AD lives in a swell-looking condo right on the waterfront, complete with a kayak rack in the back yard and a proper gym and sports club on the grown floor. We were able to park in a pleasant residential neighborhood, putting in at a beach at a the end of a dead end street. The 2 Geeks paddled over from their boathouse in Larchmont, and once we were all assembled, we set out.
Unlike our previous journies, this one had a pretty stiff onshore wind, and the tide was unusually high as well. The tide meant we were able to take a shortcut out over a low point in Hen Island, but the wind would be hitting us abeam as we came about along the coast.
A pleasant little gap.
Assembled for the briefing.
AD ready to lead.
After a short on-water briefing in the lee of a rock, we set out, and went around Milton Point to cross the long harbor from which we could see Rye Playland - and old amuement park, still operating in the warmer months. To lessen the wind we paddled closer in, and after assessing the overall speed of the group, made a short stop for a bio-break.
Rounding Milton Point.
From here, it was determined that about half the group would want to turn back earlier than the rest, owing to off-water obligations later in the day. We knew by then that Great Captain would be a longer journey, and more exposed to wind and an open crossing, so Jean and JT and I became the "Captain" group, and the rest formed the "Byram" group, that would go no further than Byram point.

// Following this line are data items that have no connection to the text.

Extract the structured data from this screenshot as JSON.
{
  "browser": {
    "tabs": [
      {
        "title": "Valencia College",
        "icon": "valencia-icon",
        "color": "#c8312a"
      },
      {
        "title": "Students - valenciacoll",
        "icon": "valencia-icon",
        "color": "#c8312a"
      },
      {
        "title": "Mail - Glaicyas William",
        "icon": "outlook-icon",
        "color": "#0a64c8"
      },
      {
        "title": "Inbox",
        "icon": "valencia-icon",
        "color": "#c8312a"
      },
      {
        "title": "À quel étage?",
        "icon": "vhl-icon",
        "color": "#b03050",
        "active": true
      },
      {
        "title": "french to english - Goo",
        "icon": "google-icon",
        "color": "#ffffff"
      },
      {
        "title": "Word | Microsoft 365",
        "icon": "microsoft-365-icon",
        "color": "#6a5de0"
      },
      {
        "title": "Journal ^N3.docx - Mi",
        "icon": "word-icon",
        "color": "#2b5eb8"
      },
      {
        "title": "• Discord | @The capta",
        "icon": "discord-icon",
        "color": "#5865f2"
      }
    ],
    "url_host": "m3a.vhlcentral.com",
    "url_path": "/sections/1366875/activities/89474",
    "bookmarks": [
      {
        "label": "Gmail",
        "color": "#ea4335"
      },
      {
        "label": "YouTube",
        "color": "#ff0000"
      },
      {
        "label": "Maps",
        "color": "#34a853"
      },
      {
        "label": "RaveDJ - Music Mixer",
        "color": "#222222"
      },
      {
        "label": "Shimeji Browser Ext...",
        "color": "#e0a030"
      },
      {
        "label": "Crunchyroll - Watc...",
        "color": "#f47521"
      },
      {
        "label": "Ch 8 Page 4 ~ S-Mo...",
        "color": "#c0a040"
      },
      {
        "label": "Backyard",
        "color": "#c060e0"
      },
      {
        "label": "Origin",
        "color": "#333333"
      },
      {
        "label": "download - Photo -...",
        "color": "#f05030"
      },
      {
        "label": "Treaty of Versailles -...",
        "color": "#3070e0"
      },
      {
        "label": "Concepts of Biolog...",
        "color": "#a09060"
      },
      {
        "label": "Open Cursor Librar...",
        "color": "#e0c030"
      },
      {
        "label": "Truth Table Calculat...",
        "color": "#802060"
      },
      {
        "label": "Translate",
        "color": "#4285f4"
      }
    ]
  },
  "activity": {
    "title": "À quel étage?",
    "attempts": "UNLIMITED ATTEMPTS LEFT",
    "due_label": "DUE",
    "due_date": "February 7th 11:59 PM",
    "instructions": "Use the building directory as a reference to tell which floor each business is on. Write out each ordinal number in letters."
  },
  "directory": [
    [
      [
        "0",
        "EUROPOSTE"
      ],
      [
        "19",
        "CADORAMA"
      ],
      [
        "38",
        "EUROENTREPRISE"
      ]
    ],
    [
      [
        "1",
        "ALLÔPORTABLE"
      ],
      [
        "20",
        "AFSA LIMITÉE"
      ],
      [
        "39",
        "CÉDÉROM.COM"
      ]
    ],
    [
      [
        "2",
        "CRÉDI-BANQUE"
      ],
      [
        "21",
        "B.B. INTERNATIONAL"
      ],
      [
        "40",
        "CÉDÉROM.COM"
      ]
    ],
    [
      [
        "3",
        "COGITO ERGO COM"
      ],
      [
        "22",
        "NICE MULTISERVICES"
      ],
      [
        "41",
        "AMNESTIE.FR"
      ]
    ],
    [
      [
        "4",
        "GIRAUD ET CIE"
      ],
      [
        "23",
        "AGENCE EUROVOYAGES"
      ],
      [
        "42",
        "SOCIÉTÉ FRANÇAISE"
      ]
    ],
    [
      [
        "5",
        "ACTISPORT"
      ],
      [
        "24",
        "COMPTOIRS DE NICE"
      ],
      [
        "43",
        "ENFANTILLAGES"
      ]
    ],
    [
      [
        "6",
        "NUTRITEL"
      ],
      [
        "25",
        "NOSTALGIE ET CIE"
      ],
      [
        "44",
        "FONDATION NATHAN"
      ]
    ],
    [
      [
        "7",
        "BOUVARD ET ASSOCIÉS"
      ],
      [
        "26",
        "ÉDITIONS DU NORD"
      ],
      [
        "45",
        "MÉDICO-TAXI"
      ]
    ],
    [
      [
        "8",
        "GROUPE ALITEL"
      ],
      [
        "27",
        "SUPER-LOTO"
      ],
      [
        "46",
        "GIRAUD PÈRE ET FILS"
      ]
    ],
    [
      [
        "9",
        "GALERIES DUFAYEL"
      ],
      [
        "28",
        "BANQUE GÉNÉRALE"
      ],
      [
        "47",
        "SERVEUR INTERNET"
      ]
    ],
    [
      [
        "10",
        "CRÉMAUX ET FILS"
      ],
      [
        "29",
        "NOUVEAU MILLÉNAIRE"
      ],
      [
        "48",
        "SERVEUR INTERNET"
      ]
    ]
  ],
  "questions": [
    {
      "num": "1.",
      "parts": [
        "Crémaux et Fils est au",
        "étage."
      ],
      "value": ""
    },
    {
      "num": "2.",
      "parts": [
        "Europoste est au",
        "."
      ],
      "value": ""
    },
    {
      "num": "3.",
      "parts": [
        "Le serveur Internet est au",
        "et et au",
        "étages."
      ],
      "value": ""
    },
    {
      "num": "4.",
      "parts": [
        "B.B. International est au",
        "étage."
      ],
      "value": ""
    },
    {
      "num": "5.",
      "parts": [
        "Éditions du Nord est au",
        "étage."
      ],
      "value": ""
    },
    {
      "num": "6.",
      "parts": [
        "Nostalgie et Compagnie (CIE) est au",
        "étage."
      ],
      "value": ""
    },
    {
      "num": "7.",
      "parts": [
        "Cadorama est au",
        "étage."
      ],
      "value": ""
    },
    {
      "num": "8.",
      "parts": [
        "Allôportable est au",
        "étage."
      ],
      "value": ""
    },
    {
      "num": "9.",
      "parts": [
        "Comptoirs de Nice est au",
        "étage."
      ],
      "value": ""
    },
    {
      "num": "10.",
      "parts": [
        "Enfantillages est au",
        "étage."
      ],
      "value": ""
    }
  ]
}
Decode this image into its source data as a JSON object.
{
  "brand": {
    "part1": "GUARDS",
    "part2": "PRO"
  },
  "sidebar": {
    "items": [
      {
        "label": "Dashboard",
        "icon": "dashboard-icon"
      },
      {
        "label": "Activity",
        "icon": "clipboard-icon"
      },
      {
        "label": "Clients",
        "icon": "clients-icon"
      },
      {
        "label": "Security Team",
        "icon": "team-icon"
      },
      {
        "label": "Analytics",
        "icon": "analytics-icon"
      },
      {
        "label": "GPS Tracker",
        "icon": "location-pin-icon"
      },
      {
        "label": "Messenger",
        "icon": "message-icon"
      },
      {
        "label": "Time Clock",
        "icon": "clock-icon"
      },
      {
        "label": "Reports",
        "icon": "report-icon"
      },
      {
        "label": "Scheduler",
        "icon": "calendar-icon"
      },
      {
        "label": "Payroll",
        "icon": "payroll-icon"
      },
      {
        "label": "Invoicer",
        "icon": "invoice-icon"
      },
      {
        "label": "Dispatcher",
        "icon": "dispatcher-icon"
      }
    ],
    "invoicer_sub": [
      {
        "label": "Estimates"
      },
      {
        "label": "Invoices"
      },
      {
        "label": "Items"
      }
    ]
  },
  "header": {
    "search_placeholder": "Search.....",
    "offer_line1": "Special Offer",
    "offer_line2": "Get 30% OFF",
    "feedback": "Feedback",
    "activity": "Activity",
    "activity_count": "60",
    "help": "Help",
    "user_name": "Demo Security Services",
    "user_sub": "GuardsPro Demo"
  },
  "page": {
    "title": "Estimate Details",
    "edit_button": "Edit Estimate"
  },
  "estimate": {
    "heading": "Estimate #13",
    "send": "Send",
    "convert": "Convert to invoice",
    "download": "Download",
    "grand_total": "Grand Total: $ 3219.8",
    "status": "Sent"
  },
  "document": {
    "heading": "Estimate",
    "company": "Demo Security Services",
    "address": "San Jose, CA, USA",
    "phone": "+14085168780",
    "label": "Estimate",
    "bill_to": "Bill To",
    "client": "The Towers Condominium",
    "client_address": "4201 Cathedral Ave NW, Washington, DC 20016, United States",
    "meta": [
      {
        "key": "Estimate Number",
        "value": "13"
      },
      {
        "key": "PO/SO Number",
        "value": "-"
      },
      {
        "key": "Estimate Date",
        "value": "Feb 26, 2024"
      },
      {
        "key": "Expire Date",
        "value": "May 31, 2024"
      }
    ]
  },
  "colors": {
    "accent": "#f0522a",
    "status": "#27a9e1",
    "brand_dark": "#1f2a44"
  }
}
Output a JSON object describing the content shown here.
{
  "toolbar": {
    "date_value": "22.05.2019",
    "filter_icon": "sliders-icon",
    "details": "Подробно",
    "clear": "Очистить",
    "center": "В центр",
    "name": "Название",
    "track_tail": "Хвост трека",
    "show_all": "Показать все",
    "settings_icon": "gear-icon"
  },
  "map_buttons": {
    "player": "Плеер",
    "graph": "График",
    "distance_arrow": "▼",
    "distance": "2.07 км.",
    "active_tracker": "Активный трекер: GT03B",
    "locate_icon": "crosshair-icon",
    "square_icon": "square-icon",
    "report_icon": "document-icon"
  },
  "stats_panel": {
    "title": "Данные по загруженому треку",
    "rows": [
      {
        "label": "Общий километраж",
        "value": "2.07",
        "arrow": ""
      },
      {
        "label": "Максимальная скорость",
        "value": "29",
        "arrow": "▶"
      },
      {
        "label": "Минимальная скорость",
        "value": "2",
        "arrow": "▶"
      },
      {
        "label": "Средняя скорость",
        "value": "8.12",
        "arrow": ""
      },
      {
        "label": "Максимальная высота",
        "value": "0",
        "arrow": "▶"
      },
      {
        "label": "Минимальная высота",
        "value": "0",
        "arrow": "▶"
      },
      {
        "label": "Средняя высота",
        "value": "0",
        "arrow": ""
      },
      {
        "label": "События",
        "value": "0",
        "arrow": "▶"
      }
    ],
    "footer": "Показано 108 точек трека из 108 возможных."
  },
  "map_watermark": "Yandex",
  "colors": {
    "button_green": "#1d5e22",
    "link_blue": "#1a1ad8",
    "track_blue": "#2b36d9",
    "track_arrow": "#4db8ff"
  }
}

We left and went around the next curve to be alongside Manursing Island, when suddenly an alarm was raised. Where was Alex?
We had separated into two smaller pods, and we all took a quick look around. The answer was quickly given: Alex's skeg had broken, and owing in part to the frustration, he'd opted to turn around and land where we'd been previously, and paddle back with the group on the return.
This was fine, except only two people knew that. We'd all seen Alex launch, too, so everyone else assumed he'd be with us. We had a quick talk about communication. Changes in plan are for everyone to know, not just the trip leaders.
By this point we were paddling into the wind, and the Byram group turned around to head back and pick up Alex on the way, while the remaining trio of Jean, JT, and myself, heading on the Great Captain.
Great Captain Island is one of the Captain Islands, part of the town of Greenwich, CT. It's home to a proper lighthouse that, until recently, had a live-in lightkeeper and his family. Hurricane Sandy made the local drinking water brackish, so the family moved ashore. The island is a park for the town, but in the off-season local paddlers have landed and taken in the view.
We paddled north a bit and then a fairly steep ferry angle to account for the wind, and landed on the northwestern corner of the island. After pulling our boats up, we hiked a bit to see the lighthouse.
Approaching the light after landing.
It's a sizable home.
Originally established in the 1600s.
The wind was still a-blowin', so we took our lunch in the lee of the lighthouse. Here, we could talk, soak in some sun. If it weren't for the wind, it'd have been a warm and pleasant day.
I'd brought roasted chestnuts, leftovers from Thanksgiving. Though cold, they still had some sweetness to them. I'd never considered it before, but they do make good paddle food!
A beautiful front lawn.
Long Island Sound.
By now, the wind had picked up and was easily on the upper end of F5, gusts to F6. We still had outgoing tide in our favor, but to cross the mile or so from the island back to the mainland, we were going to take a roundabout route - heading up towards Calf Island, then cutting over and letting the wind and current carry us south. Even at that, we might've overshot and gotten carried out further than intended, if we weren't paying attention.
Ready for the Wind !
I rarely use the hood on my drysuit, and was keenly aware that with a headwind, it would be more likely to catch wind, so I cinched it up. I was glad for it - my head kept warm, and when not taking wind in the face was actually quite comfortable.
That said, the Gore-Tex is stiff, and so it was more like a porthole than a hood. My head tended to turn inside the hood, rather than the hood turning with my head. I had to really goose-neck my head around to keep an eye on my companions.
The seting sun.
As the sun went down, the wind declined as well, and in short order we were just paddling the miles back to Mamaroneck. By now, everyone else had landed, and all but Alex had left.
Paddling again past Hen Island.
Contrails, Clouds, and Sunsets.
Approaching the harbor, we had to wonder if all those contrails in the sky were holiday traffic taking visitors home.
As we approached the harbor, we could make out a lone figure in Mango yellow with a white hat, walking about on shore to keep warm. Jean radioed in to let Alex know we would be there soon, and with sunlight dwindling, he prepped his boat so as to get going right as we approached. They had to paddle another couple of miles back to their boathouse.
JT and I helped each other with our boats and drove off separately. By now it was dark; I'd left my house around seven in the morning, and hadn't considered how long the day might be. But it was grand - a journey of at least 16 nautical miles, a mildly challenging wind, a split group, and some great scenery, most of which was still new to me. It was a great trip, and one I'd happily do again.